Selon Jacques Soustelle, spécialiste de la Mésoamérique, l’art aztèque se caractérise par la perfection technique et la puissance symbolique. Des codex – documents écrits et illustrés dans le sillage de la conquista espagnole – placés de manière évocatrice tout au long du trajet muséal constituent des documents essentiels afin de comprendre l’univers aztèque : ces recueils de bandes en papier d’amate – essence extraite des forêts mésoaméricaines –, ou encore en cuir, dévoilent des aspects qui relèvent de la mythologie, de l’histoire et de la vie quotidienne des Aztèques.
Le circuit établi par l’équipe de Pointe-à-Callière, sous la direction de Francine Lelièvre, comporte un volet historique et anthropologique, qui met en lumière la vie quotidienne et l’histoire aztèque, et un volet qui traite de la mythologie et de la vie rituelle. Le parcours comporte une enclave consacrée à la conquête espagnole et au phénomène colonial du métissage des peuples et des cultures.

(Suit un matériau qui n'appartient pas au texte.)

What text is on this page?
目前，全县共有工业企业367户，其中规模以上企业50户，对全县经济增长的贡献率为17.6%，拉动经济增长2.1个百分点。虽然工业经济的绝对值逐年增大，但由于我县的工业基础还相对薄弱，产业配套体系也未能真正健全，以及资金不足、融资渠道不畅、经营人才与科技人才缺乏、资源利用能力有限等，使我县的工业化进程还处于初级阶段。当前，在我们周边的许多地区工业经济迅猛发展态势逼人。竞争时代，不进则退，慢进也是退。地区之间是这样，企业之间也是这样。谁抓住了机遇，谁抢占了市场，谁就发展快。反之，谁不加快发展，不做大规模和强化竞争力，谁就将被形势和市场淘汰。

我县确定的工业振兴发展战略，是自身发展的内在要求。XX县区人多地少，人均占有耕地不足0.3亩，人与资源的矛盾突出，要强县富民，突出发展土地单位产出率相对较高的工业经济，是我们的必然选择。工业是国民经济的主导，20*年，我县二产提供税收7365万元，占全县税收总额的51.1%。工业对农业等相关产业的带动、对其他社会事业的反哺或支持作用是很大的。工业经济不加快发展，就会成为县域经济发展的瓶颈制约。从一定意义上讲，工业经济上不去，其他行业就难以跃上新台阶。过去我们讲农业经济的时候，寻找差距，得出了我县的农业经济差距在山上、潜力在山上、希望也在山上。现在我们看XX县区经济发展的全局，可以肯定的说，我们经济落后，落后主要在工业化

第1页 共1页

Tribu guerrière, issue du nord du Mexique, les Aztèques errent pendant trois siècles avant de fonder en 1325 leur capitale, Tenochtitlan, sur une île au milieu du lac de Texcoco (l’actuel emplacement de la ville de Mexico). Le choix du site émane du rêve prophétique d’un prêtre chaman – le rituel aztèque fait la part belle au rêve prophétique. Le dieu de la guerre, Huitzilopochtli, veut que la capitale soit établie là où un aigle royal posé sur un cactus dévore un serpent.

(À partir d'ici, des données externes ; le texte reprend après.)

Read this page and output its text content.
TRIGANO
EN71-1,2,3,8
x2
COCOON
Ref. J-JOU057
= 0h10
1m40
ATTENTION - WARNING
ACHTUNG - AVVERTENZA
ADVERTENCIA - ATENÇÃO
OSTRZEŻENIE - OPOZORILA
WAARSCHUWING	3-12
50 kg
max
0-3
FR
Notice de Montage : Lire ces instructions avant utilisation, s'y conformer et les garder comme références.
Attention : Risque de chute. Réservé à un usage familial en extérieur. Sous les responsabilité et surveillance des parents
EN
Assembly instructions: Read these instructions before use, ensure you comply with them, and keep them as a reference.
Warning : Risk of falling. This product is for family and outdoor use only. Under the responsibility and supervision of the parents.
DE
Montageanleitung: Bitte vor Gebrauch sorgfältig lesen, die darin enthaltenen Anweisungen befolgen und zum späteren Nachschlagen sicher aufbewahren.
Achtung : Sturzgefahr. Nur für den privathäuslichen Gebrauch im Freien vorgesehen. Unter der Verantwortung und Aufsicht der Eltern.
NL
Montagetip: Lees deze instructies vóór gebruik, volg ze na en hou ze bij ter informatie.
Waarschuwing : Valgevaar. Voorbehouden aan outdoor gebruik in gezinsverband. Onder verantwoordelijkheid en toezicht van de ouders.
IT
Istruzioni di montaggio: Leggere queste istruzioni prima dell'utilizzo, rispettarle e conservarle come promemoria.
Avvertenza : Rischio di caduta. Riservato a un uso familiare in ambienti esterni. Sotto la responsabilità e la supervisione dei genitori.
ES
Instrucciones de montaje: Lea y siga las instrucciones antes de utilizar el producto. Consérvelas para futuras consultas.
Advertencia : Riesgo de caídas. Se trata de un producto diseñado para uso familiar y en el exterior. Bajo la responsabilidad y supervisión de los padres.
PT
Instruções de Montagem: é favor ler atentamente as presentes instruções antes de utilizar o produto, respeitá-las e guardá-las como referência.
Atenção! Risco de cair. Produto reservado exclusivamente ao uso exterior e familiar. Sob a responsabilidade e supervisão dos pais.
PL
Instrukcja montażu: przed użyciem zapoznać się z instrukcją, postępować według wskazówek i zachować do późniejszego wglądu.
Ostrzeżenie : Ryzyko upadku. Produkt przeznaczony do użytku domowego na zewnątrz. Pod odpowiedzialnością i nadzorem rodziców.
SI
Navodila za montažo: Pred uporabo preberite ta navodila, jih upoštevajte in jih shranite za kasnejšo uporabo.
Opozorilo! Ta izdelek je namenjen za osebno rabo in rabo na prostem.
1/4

Huey Teocalli – ou le Templo Mayor – se dresse, avec ses deux tours pyramidales pourvues d’autels sacrificiels voués à Huitzilopochtli et à Tláloc. Au cours de deux siècles, à la faveur de conquêtes et d’alliances avec des tribus voisines à demi dominées, les Aztèques forgeront un empire de quelque deux cent mille kilomètres carrés. Nourris par les immenses redevances des peuples soumis, l’art et l’urbanisme fleurissent à Tenochtitlan. En 1521, après une incroyable et épique campagne guerrière, Cortés vient à bout du peuple aztèque : certes, la chance sourit au conquistador espagnol, mais il est aussi servi par la technique européenne du canon, des arquebuses portatives, par la protection de l’armure et par l’utilisation du cheval.

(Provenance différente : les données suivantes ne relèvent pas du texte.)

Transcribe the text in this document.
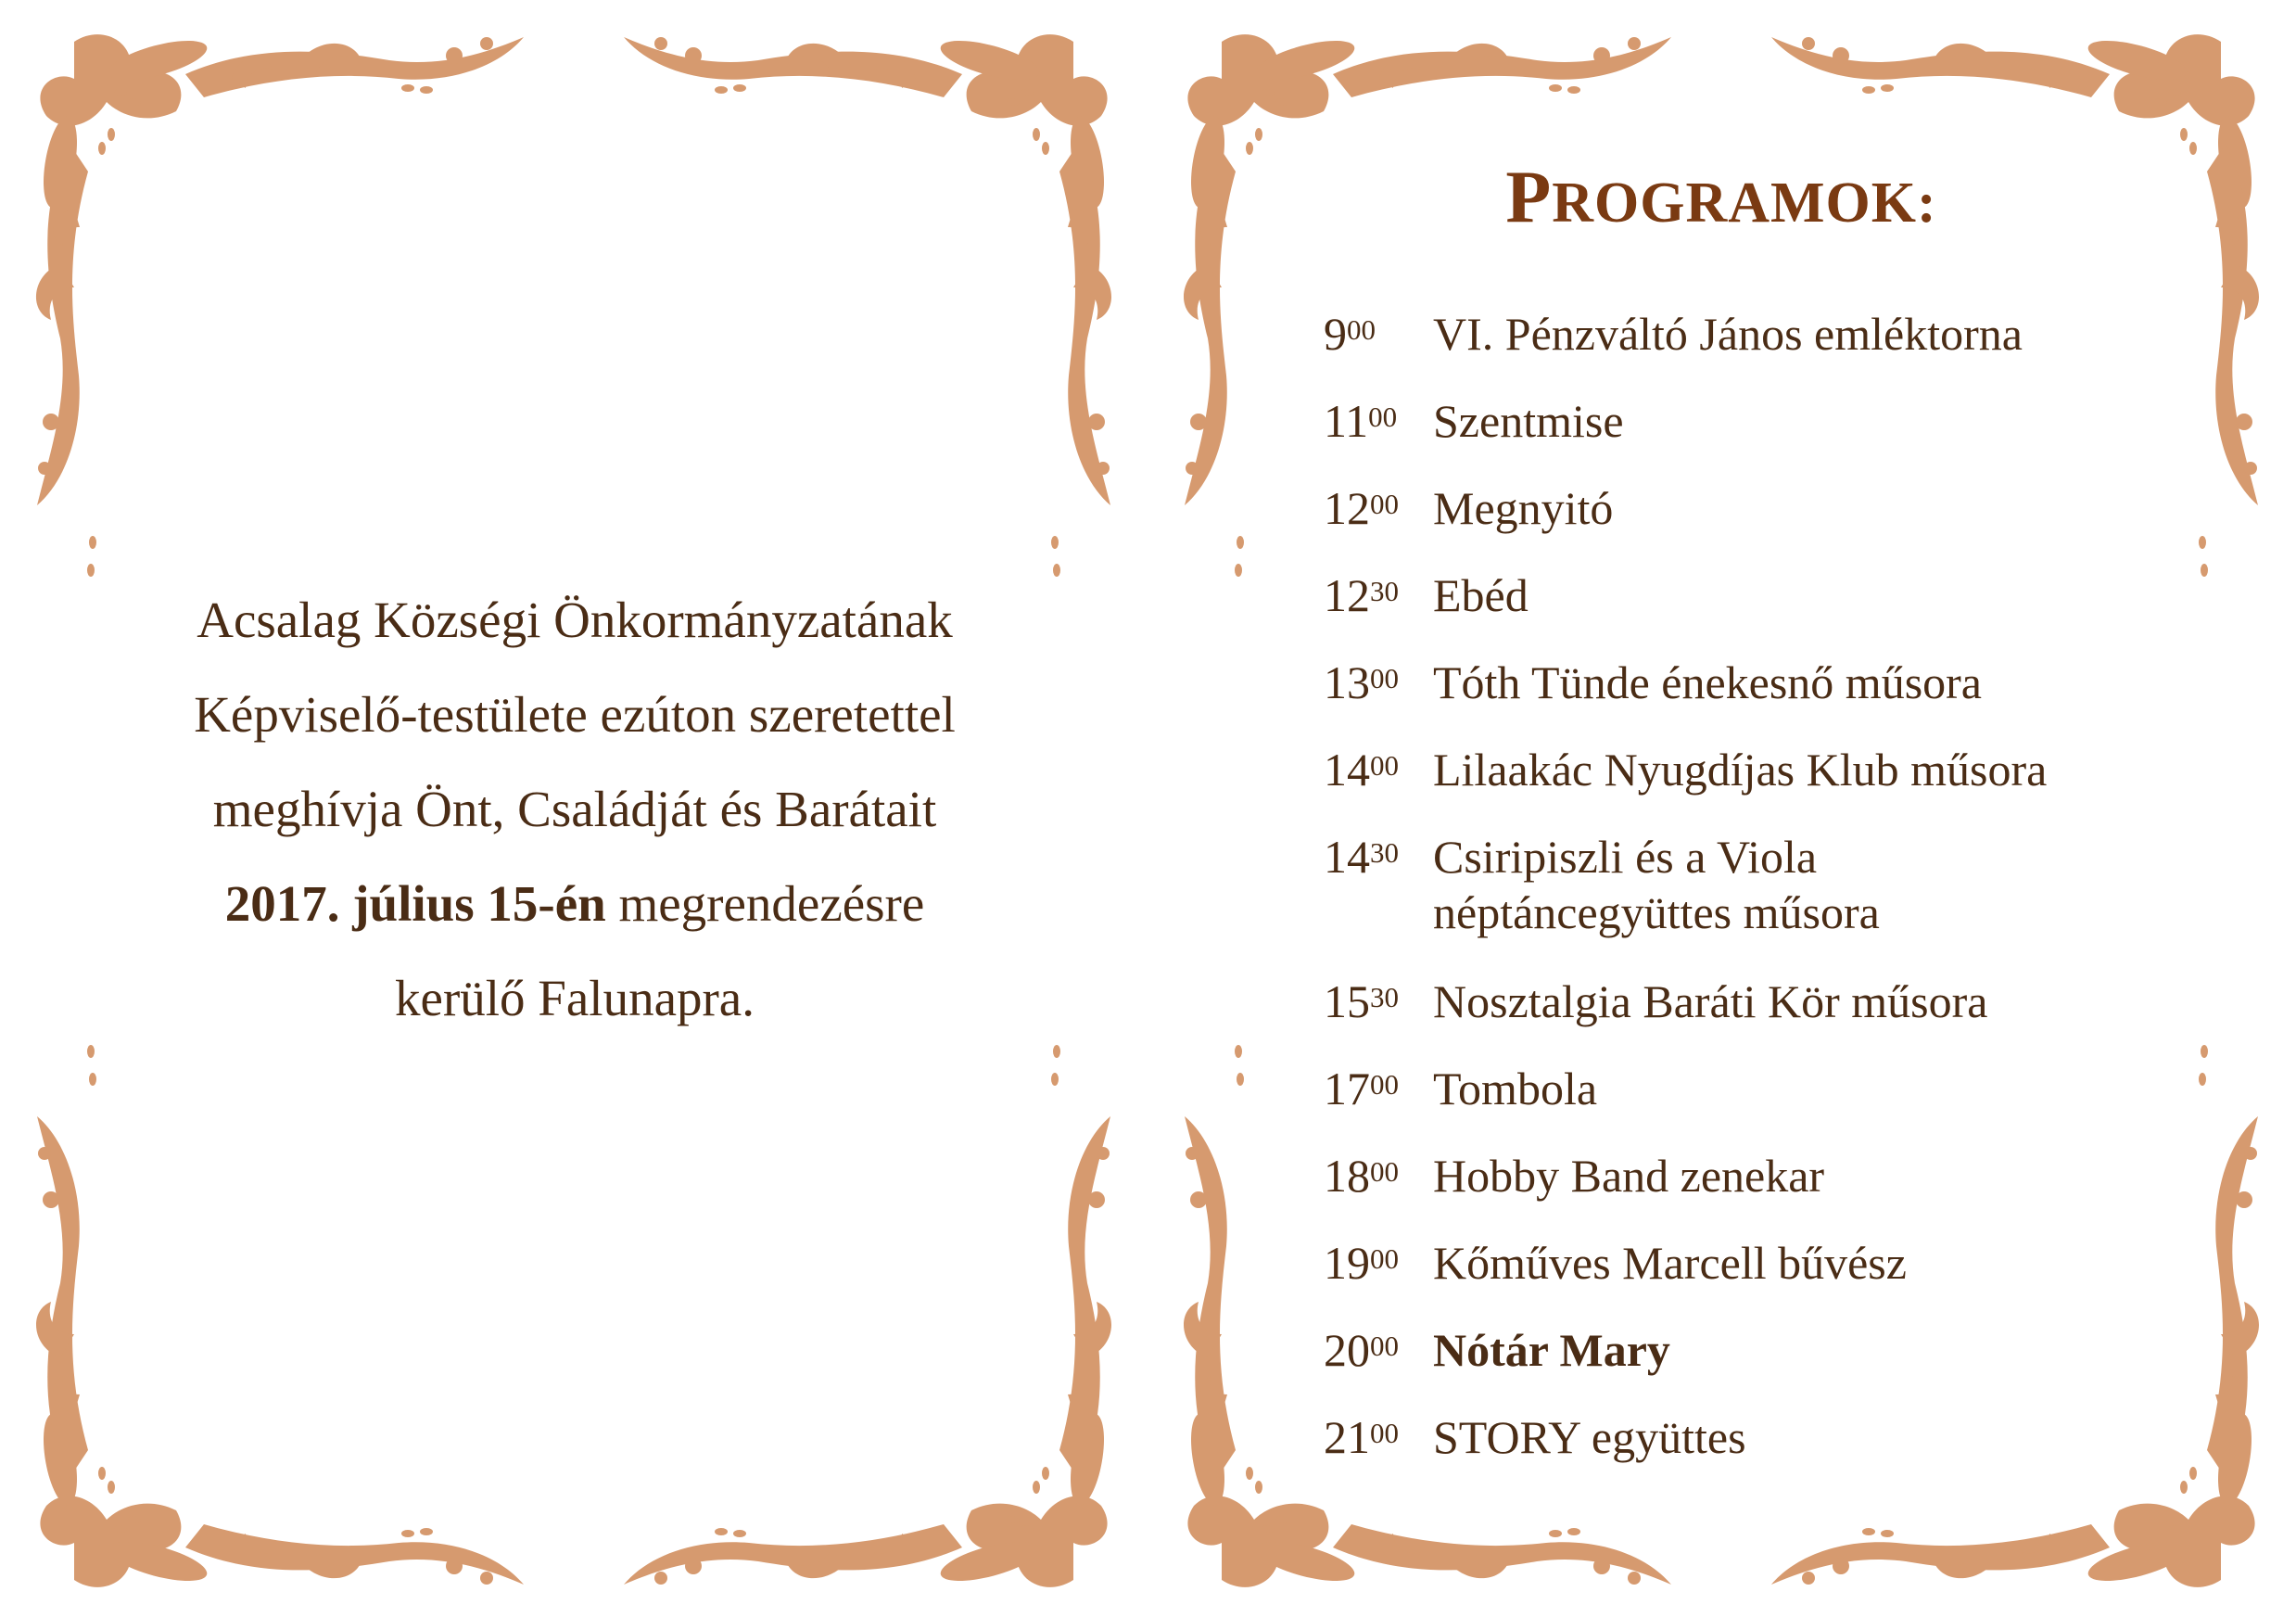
Acsalag Községi Önkormányzatának
Képviselő-testülete ezúton szeretettel
meghívja Önt, Családját és Barátait
2017. július 15-én megrendezésre
kerülő Falunapra.
PROGRAMOK:
$9^{00}$	VI. Pénzváltó János emléktorna
$11^{00}$ Szentmise
$12^{00}$ Megnyitó
$12^{30}$ Ebéd
$13^{00}$ Tóth Tünde énekesnő műsora
$14^{00}$ Lilaakác Nyugdíjas Klub műsora
$14^{30}$ Csiripiszli és a Viola
néptáncegyüttes műsora
$15^{30}$ Nosztalgia Baráti Kör műsora
$17^{00}$ Tombola
$18^{00}$ Hobby Band zenekar
$19^{00}$ Kőműves Marcell bűvész
$20^{00}$ Nótár Mary
$21^{00}$ STORY együttes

Les Aztèques étaient adeptes de l’urbanisme. Leurs villes présentaient une grande symétrie. Dans le contexte actuel, ils ont peut-être une leçon à nous offrir : à Tenochtitlan, toutes les nouvelles constructions devaient être approuvées par le calmimilocatl, un fonctionnaire chargé de l’urbanisme de la cité.
Influencé par la statuaire olmèque, par l’art de l’orfèvrerie des voisins mixtèques et huaxtèques au sud-ouest de Tenochtitlan, l’art aztèque fait preuve d’un vigoureux réalisme ainsi que d’un symbolisme ésotérique. On peut penser à une forme d’expressionnisme. En architecture, sculpture, orfèvrerie, dans l’art du masque en pierre semi-précieuse, on admire la puissance et l’énergie des formes. Les Aztèques savent travailler la roche vive dont ils tirent les figures de leurs dieux, d’animaux et d’humains, réalistes – mais parfois fortement stylisées – souvent afin d’inspirer la terreur. Tláloc, en céramique, avec ses incisives effrayantes, Coatlicue, mère des dieux, avec son collier de crânes, taillée en pierre volcanique, témoignent d’un irrépressible sens du macabre, augurant le sacrifice humain. Mais les bijoux en or présentés par l’empereur Moctezuma à Cortés font preuve de raffinement et de sensualité, ainsi que d’un sens des proportions harmonieuses.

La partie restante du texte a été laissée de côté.